Hospital costs were expected to increase as CT supplanted radiography in the emergency room, but data from Massachusetts General Hospital show that CT in the ER cuts costs associated with evaluating facial trauma and decreases the number of scans needed per exam.
MGH investigators reviewed records of facial trauma evaluations performed with CT at their institution between 1992 and 2002. They found the average number of exams per patient declined from 1.23 to 1.03 in the 10-year span. Of the 890 patients examined in 1992, 671 underwent radiography, 153 had CT, and 66 had both. In 2002, those numbers were almost reversed and were lower overall: of 828 patients, 584 underwent CT, 228 had x-ray, and 16 had both. The estimated overall savings related to the imaging trade-off was $29,601 (AJR 2004;183[3]:751-754).
"The fact that the total number of imaging exams went down suggests that CT is more efficient in evaluating facial trauma and should allay fears that costs will skyrocket with new methods," said coauthor Dr. James H. Thrall, radiologist-in-chief at MGH.

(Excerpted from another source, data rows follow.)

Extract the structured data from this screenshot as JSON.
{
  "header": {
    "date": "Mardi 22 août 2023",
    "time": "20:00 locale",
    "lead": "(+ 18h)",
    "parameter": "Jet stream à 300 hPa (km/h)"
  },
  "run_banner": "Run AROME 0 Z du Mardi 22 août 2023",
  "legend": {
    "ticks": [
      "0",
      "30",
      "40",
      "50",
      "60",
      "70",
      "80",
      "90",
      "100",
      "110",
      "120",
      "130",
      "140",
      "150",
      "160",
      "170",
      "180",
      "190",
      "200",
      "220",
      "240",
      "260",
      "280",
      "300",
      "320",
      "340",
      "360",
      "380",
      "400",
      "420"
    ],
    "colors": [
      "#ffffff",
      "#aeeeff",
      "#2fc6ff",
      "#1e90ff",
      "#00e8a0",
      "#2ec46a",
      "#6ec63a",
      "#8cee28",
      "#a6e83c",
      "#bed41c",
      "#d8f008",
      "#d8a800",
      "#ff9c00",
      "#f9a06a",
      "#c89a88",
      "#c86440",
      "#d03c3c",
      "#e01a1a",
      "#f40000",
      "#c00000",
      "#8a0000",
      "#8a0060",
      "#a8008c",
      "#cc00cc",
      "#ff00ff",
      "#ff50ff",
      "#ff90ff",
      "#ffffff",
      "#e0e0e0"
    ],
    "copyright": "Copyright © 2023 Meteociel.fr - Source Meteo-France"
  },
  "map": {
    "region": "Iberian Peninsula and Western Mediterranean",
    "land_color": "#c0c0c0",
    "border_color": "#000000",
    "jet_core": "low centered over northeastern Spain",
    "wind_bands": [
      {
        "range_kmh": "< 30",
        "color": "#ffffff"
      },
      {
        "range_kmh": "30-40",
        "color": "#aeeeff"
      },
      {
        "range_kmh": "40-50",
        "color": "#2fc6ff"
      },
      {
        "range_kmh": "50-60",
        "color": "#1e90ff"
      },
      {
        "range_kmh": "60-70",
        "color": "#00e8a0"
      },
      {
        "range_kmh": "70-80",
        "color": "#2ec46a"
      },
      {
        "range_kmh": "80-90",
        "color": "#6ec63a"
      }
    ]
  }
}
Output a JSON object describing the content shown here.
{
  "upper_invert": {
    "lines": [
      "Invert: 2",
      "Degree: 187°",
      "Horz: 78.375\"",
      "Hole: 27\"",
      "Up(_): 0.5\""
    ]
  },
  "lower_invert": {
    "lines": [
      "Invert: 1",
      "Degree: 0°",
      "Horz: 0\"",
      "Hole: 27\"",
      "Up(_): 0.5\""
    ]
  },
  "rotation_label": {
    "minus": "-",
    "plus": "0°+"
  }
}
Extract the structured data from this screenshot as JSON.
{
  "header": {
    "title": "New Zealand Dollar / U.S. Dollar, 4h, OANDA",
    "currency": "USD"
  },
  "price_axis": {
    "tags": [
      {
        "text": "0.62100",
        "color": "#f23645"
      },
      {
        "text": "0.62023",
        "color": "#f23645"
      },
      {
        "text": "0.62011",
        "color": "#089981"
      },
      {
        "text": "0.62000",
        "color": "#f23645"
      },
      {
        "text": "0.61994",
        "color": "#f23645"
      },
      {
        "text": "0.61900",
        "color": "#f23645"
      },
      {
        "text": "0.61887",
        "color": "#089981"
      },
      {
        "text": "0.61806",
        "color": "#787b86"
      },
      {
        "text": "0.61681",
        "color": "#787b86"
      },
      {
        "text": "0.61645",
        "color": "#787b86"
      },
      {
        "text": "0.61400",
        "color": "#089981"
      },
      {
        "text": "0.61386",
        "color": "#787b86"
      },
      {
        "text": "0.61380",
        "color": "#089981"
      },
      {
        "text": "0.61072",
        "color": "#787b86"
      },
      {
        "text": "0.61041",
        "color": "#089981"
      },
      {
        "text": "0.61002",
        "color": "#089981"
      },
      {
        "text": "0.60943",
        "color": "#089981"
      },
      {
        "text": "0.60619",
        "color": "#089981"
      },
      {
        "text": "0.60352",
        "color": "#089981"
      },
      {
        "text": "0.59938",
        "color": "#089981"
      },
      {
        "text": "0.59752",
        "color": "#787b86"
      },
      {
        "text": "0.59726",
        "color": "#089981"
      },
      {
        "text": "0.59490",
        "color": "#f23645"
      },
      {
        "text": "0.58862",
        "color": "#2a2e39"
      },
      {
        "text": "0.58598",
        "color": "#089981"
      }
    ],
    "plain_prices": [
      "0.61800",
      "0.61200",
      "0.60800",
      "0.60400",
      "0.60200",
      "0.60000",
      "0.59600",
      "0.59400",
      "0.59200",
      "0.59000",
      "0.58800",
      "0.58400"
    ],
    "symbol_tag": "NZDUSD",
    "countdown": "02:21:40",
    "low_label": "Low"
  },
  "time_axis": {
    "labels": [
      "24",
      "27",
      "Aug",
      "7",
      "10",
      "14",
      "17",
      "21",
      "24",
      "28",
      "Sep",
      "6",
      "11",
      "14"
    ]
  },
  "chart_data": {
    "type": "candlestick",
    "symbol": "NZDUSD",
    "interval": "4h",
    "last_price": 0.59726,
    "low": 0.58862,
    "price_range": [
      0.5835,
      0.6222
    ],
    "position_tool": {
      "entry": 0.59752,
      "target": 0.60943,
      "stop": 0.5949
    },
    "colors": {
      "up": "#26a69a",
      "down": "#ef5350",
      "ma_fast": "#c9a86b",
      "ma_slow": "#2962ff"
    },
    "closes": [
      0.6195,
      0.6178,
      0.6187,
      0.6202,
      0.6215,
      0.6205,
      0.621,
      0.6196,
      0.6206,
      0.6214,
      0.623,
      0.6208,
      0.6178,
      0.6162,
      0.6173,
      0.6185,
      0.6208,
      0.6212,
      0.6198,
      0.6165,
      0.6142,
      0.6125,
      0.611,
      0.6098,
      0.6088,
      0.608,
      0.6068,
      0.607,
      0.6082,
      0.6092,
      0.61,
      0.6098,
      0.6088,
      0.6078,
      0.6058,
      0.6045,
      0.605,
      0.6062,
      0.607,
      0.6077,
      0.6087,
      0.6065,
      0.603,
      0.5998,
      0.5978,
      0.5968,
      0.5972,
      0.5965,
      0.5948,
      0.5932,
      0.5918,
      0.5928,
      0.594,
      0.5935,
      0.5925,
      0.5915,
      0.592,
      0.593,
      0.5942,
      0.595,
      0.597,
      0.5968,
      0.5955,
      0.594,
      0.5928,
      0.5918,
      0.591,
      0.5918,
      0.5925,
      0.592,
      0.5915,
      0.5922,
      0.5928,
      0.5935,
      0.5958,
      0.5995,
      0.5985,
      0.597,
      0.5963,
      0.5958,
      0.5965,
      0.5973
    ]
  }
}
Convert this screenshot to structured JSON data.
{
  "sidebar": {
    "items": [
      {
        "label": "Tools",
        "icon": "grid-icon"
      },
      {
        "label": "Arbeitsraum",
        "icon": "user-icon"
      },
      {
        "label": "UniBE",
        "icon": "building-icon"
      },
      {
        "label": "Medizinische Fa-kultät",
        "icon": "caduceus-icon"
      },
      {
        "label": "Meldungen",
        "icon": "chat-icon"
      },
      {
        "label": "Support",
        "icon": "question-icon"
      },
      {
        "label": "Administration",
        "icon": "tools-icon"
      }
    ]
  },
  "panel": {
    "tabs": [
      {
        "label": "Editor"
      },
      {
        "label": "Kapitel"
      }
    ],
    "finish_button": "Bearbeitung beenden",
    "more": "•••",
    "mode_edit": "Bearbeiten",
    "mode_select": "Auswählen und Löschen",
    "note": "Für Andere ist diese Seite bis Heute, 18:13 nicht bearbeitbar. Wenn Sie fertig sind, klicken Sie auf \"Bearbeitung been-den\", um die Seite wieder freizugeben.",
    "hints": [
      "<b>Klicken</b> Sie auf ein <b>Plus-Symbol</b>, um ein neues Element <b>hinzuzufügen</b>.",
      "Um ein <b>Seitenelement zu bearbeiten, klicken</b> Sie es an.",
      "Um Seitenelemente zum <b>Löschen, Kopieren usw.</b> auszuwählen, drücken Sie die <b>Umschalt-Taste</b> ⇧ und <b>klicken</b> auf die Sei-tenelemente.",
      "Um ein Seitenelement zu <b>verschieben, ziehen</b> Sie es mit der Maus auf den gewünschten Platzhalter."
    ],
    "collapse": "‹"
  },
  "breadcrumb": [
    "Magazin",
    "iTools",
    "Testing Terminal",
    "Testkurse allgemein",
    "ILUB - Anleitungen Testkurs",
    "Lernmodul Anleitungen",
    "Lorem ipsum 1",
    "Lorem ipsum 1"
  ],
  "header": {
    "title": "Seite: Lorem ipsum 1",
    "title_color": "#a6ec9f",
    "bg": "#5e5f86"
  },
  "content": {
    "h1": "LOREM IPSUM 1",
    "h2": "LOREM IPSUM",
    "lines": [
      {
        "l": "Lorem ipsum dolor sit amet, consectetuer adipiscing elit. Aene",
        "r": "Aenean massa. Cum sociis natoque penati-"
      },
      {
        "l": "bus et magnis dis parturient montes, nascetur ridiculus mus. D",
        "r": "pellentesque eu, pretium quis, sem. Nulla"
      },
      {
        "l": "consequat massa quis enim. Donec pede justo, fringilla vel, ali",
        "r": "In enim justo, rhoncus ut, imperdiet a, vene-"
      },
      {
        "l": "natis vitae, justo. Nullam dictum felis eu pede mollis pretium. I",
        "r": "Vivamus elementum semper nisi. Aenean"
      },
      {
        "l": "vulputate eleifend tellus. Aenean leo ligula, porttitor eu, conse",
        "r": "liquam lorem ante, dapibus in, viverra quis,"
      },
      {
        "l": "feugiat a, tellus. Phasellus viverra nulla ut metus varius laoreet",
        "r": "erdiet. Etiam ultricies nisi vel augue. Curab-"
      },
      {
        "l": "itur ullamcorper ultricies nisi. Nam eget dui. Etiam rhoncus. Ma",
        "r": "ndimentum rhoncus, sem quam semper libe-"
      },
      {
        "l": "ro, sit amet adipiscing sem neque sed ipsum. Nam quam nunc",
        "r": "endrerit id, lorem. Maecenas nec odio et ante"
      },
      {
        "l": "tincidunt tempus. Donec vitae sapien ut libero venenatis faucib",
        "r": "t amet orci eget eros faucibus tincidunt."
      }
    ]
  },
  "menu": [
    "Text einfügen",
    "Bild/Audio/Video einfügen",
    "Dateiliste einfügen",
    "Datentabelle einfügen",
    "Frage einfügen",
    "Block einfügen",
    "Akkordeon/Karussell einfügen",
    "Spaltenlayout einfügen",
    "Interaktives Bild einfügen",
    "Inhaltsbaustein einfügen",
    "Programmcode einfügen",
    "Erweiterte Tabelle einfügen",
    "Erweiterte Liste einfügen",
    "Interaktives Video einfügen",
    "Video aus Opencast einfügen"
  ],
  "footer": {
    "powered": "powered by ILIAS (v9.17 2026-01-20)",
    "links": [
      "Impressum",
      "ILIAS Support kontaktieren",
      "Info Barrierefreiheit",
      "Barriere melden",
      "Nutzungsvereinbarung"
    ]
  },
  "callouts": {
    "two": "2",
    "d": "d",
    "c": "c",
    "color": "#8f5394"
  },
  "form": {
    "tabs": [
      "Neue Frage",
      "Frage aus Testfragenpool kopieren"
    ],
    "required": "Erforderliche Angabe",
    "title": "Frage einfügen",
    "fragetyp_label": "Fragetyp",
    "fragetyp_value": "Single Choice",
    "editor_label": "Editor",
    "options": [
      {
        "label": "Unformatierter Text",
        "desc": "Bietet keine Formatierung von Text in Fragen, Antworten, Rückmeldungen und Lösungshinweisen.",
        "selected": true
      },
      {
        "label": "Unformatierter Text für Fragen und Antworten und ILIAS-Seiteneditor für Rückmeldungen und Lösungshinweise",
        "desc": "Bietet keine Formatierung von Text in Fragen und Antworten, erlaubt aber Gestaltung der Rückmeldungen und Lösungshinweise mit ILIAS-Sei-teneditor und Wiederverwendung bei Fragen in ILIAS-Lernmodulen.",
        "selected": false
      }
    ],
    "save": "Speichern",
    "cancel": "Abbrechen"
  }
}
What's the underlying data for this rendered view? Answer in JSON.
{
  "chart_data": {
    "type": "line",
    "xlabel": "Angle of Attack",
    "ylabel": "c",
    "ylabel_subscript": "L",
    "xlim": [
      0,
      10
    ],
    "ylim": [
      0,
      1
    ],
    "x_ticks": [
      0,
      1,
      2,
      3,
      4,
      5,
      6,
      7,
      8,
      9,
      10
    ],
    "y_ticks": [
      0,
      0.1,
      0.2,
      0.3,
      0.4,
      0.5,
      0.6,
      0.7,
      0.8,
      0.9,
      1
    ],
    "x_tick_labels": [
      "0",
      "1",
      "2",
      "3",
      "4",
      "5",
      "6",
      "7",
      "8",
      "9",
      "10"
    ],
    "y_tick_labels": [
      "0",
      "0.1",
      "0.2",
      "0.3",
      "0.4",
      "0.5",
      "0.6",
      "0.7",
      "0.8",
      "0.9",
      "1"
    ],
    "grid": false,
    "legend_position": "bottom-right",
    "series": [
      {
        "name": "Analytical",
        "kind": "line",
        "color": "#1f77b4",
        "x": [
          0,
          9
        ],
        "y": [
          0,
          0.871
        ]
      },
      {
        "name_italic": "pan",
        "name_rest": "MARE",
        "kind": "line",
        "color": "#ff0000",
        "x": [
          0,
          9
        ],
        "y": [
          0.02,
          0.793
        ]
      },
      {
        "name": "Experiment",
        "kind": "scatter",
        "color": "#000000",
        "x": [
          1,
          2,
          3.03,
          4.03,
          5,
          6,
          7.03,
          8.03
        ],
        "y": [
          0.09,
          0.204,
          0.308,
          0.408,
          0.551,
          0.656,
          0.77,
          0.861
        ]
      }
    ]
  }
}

Technological updates may have influenced the results. The 1992 CT protocol included two unenhanced acquisitions, hard-copy interpretation, and no PACS. The 2002 CT protocol included multislice scanning, 3D reconstruction, and soft-copy review on a PACS workstation for both CT and x-ray imaging.
CT gets the right answer faster than conventional x-ray imaging in many applications and has supplemented the physical exam, which has always been problematic in many situations, Thrall said.